Recuerdo que en esa ocasión, llegó nuestra primer cliente, una joven mujer, que por razones obvias no había cuidado su arreglo personal; mi abuela la empezó a despachar sin quitarle la vista y noté que en su cara tenía un gesto de franco desagrado, también se evidenciaba que sus labios se apretaban y se aflojaban, y entonces sucedió lo que frecuentemente  pasaba cuando a ella no le agradaba alguna situación, le dijo a la joven: Que bárbara muchacha, cómo es posible que te atrevas a salir a la calle toda paistuda, con el salitre marcado en el pescuezo y la baba seca, la joven se apenó mucho y le respondió con mucho respeto: Hay doña Chabela , por qué es tan claridosa; y mi abuela inmediatamente replicó: Mira , fea no eres, pero con esas mechas paradas y lo demás que te dije, y que ya no voy a decir, porque veo que eres muy delicada, mejor tómalo como un consejo.

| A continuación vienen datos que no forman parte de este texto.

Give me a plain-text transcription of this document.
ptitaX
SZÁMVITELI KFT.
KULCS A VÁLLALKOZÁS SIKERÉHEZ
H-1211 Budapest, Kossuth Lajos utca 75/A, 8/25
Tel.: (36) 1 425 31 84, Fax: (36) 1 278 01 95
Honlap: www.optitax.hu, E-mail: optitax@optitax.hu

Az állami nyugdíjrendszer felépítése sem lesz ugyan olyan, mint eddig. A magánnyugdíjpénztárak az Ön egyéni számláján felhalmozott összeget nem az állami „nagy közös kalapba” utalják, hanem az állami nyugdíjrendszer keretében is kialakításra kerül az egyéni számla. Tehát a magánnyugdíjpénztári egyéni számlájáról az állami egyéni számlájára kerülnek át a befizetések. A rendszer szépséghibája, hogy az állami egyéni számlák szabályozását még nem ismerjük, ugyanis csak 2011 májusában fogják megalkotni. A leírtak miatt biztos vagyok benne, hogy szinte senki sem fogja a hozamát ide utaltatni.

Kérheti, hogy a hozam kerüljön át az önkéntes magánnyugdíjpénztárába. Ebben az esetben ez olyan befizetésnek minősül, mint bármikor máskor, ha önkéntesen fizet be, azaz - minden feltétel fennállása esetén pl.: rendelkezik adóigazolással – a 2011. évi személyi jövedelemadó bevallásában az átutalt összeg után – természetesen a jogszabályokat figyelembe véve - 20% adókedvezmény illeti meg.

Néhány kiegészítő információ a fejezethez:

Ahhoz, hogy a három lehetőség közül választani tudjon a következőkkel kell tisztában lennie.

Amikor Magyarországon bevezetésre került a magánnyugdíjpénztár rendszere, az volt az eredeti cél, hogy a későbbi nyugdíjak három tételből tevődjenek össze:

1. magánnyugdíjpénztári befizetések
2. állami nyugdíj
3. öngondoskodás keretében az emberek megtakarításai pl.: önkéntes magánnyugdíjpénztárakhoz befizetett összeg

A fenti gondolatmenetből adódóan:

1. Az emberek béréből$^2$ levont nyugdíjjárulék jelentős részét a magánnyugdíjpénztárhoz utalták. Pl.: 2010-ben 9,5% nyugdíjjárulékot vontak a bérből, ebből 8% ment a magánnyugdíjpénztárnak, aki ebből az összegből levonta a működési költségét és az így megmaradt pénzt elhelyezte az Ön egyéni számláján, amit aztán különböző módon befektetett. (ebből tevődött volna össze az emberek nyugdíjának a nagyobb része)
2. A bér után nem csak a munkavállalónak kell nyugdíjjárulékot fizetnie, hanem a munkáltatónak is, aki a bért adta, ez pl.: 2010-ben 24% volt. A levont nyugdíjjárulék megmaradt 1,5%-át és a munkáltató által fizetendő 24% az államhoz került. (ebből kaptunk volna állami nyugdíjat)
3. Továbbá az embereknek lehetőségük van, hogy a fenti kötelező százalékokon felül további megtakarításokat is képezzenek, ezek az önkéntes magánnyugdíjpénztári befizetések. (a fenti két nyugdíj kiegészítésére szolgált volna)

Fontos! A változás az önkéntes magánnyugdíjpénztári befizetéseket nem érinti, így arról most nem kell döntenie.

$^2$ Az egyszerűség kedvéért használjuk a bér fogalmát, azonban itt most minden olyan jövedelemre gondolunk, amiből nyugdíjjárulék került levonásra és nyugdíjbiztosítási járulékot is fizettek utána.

El rostro dela joven empezó a relajarse un poco y le contestó: Eso haré doña Chabela, lo tomaré como un consejo; al parecer todo había quedado en santa paz, pero antes de que saliera la joven del tendajo, mi abuela  dio la estocada final: Oye niña y para la otra lávate la boca (suavicé un poco la palabra), mira que venir y hablarle a uno en sus narices con ese tufo, por poco y me gomito.

Así era de folclórico el lenguaje de tan amada abuelita, que pudiéndose tomar como una ofensa, al final, propios y extraños, le festejaban la ocurrencia.